The protection afforded to minority shareholders by which to assert the rights of the company in an action for a wrong that is alleged to have been done to the company by the majority.
Bit of history: Under the law as it stood until recently, aggrieved minority shareholders generally found it easier to kill off the company by petitioning for its winding up under the just and equitable ground. This was because of the procedural obstacles established in Foss v Harbottle
Case law concerned:
Foss v Harbottle – which concerned the misapplication of the property of the company by the directors. Since the claimants could not satisfy the liabilities or wind up the affairs of the company, they sought to complain of the losses and expenses occasioned by the acts of the defendants.
It was held that in “any legal proceedings in which a wrong is alleged to have been done to a company, the proper claimant is the company”. Although logical on its face, the rule presented multitudinous frustration for courts over the years.
What is the basis of the rule in Foss v Harbottle?
The court will not ordinarily entertain an action brought on behalf of the company by a shareholder. As identified in Carlen v Drury by Lord Eldon in which he declared that, “the court is not required to be on every occasion to take the management of every playhouse and brew house in the Kingdom”.
WHY?
To prevent a multiplicity of actions, which in return may make the courts order ineffective.
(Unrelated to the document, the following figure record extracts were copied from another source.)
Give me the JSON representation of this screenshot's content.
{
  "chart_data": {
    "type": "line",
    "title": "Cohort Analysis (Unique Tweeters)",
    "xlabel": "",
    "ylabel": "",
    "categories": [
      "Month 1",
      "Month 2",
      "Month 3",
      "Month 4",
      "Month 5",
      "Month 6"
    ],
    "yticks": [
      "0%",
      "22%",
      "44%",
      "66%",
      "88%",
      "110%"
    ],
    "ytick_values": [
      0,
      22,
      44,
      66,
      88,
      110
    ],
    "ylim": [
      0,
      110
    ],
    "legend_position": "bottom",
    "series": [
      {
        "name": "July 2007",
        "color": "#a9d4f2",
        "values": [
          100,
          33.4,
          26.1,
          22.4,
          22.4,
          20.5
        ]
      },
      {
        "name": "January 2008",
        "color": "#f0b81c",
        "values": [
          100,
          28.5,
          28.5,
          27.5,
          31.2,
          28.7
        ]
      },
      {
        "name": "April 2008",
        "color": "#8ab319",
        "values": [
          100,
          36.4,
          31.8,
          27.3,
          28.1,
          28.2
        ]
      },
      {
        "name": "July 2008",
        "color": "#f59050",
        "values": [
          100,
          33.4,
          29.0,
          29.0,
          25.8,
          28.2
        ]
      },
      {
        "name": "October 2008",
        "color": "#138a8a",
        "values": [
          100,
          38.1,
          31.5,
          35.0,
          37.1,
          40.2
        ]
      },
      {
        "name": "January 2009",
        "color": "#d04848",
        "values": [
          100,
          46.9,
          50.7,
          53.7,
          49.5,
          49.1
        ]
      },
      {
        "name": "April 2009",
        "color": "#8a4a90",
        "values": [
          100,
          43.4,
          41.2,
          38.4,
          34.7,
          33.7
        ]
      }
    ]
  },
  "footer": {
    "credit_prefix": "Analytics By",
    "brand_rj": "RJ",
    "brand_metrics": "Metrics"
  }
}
What academics have to say about Foss?
Sugarman acclaimed on the Law Commission’s consultation paper on shareholder remedies 1997, that the rules governing shareholder remedies in English company law are notoriously convoluted. Towering over this area, like Frankenstein’s monster, stands the legacy of Foss v Harbottle. While not a gothic novel, it has nonetheless generated its own horror stories of unfulfilled rights and ruinous litigation.